- The paper introduces a gliding vertex representation that refines horizontal bounding boxes using offset ratios instead of directly regressing object vertices.
- It employs an obliquity factor to distinguish between horizontal and rotated detections, enhancing accuracy for objects with near-horizontal orientations.
- Integration with Faster R-CNN demonstrates improved mAP on datasets like DOTA and HRSC2016 with minimal computational overhead.
Gliding Vertex on the Horizontal Bounding Box for Multi-Oriented Object Detection
The paper addresses the limitations of traditional object detection methods when dealing with multi-oriented objects, commonly encountered in fields such as aerial imaging and scene text recognition. Traditional approaches using horizontal bounding boxes often fail to provide the necessary orientation and scale details needed for accurate detection of these objects. The authors present a novel framework that extends the Faster R-CNN model to more effectively detect multi-oriented objects by introducing a new representation termed the "gliding vertex."
Key Contributions
- Gliding Vertex Representation: The authors propose a methodology where instead of directly regressing the four vertices of an object, they glide the vertices along the sides of a horizontal bounding box. This new approach uses four length ratios to indicate offsets, helping to accurately describe the object's orientation without being sensitive to angle prediction errors.
- Obliquity Factor: To address the confusion when detecting nearly horizontal objects, the authors introduce an obliquity factor— the ratio of the area between the object and its horizontal bounding box. This guides the decision whether to use horizontal or oriented detection, improving prediction accuracy.
- Integration with Faster R-CNN: The proposed method integrates seamlessly into the Faster R-CNN architecture with minimal computational overhead by adding five additional target variables to the regression head.
Experimental Evaluation
The proposed method demonstrates superior performance on multiple datasets, including those for aerial images, scene texts, and fisheye pedestrian detection. Specifically, the framework shows significant mAP improvements over state-of-the-art methods on the DOTA and HRSC2016 datasets, achieving 75.02% mAP using FPN on DOTA compared to the next best method's score of 71.16%.
In text detection scenarios, such as MSRA-TD500 and RCTW-17, it outperforms existing methods in precision, recall, and F-measure, highlighting its robustness in detecting long and multi-oriented text lines.
Implications and Future Directions
The introduction of the gliding vertex method demonstrates a practical enhancement to traditional object detectors without substantial computational trade-offs.

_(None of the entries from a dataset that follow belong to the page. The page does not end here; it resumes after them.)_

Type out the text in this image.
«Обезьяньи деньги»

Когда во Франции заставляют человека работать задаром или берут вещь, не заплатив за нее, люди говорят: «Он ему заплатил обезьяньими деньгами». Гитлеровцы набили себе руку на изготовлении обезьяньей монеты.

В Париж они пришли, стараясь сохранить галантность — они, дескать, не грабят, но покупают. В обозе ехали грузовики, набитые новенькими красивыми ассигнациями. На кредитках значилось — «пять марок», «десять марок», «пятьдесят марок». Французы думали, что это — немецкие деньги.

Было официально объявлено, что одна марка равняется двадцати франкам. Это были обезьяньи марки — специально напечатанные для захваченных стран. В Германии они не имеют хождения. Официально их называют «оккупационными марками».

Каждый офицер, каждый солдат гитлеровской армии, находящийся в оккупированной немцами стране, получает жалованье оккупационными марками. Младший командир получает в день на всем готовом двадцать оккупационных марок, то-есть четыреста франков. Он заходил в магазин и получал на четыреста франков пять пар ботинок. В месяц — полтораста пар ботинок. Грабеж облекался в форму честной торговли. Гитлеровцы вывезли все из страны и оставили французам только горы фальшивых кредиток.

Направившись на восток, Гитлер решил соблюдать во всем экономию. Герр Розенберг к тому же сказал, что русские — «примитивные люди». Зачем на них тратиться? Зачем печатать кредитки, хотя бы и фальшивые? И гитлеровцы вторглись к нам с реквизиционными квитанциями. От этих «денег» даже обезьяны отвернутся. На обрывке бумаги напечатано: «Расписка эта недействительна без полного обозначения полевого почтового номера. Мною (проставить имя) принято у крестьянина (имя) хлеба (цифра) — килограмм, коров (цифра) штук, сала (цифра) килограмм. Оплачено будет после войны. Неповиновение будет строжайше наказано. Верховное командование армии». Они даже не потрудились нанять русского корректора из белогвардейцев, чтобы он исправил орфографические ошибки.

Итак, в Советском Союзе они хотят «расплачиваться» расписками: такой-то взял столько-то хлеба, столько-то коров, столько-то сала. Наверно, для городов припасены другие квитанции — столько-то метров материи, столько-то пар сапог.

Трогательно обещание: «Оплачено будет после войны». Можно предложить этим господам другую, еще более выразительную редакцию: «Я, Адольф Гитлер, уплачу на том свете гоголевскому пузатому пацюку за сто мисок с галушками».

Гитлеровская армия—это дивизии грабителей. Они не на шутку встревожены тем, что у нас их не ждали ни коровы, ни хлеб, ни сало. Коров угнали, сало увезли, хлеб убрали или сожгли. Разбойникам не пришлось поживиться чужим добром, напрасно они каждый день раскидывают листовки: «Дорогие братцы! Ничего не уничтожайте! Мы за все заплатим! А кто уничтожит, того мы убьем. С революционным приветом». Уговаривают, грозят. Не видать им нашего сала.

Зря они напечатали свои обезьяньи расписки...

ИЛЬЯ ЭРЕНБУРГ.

Practically, this can lead to improvements in various applications that require precise object orientation details, such as autonomous driving, visual surveillance, and advanced image analysis in remote sensing.
Theoretically, this paper emphasizes the need for new object representation techniques in convolutional neural network-based detectors, suggesting a potential research direction towards more adaptive and rotation-invariant models. Future work could explore the integration of the proposed method with advanced feature refinement modules, further enhancing detection accuracy and efficiency.
In summary, this paper contributes an innovative approach to multi-oriented object detection, challenging the prevalent reliance on angular predictions in rotated bounding boxes and offering an efficient, simple alternative that is versatile across various object detection tasks.